TeriyakiThames · TeriyakiThames · commit 9426eea11e60 · 2024-12-09T21:44:23.000+07:00
diff --git a/README.md b/README.md
@@ -1,19 +1,22 @@
-# Data Science Project
+# How do the affiliations of researchers influence the diversity of engineering research topics?
 
-## Data Prep:
+## Data Preparation:
 0. `main.py` <br />
 • Running this file will automatically run all the other files in `Data Prep`. <br />
 • Input the starting folder (the root folder of the dataset), the folder you want to extract the data to, and the folder you want to store the imputed data.
 
 2. `change_extension.py` <br />
-• This file turns the given Scorpus dataset into `.json` files.
+• This file turns the given Scopus dataset into `.json` files.
 
 3. `data_extraction.py` <br />
-• This file loops through each year of the Scorpus data set and combine it into 1 single file while removing unncessary data.

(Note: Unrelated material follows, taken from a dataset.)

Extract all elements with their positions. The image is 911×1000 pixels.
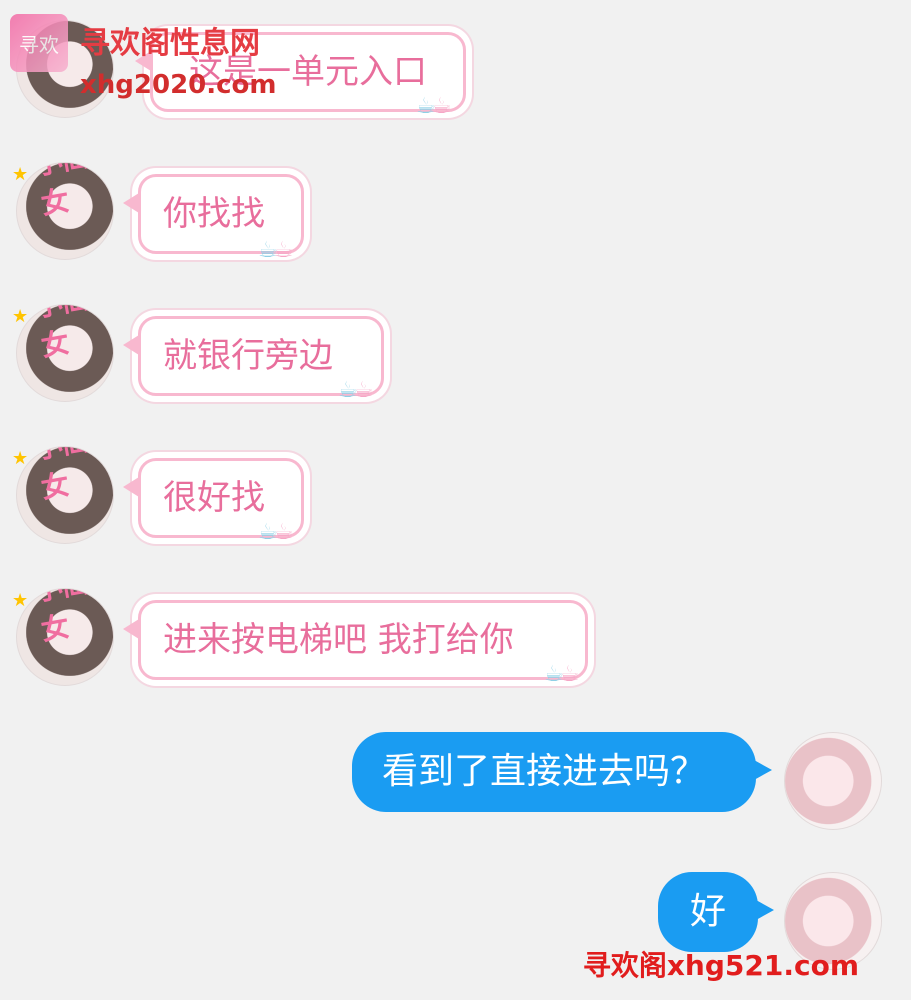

+• This file loops through each year of the Scopus data set and combine it into 1 single file while removing unncessary data.
 
 4. `impute_missing_value.py` <br />
 • This file imputes any missing values in the dataset.
 
+5. `remove_duplicates.py` <br / >
+• This file will drop duplicated paper from the file.
+
 ## Web Scraping:
 0. `main.py` <br />
 • Use this file to run `web_scraping.py`
@@ -26,3 +29,21 @@
 2. `join_json.py` <br />
 • This file is used to join the json files obtained from web scraping into one file. <br />
 • You can then use the result of this function to impute the missing values using `impute_missing_value.py`.
+
+## Model Training:
+1. `Model.ipynb` <br />
+• This file trains the model from the data collected from Scopus and from web scraping. <br />
+• We used `Latent Dirichlet Allocation (LDA)` and `K Means`.
+
+2. `combine_csv.py` <br />
+• This file is used for combining all the CSV files together into 1 file.
+
+## Data Visualisation
+1. `data_visualisation.py` <br />
+• This file visualises the data from Data Prep as well the model's fitted data. <br />
+• The data is visualised using StreamLit. <br />
+• There are 3 files which are used here (`main_data.csv`, `cluster_data.csv`, `calculated_map_data.csv`).
+
+2. `calculate_map.py` <br />
+• This file is originally in `data_visualisation.py`, but since it was too computationally heavy. <br />
+• Therefore it was split off and the output is stored in a file to be loaded instead.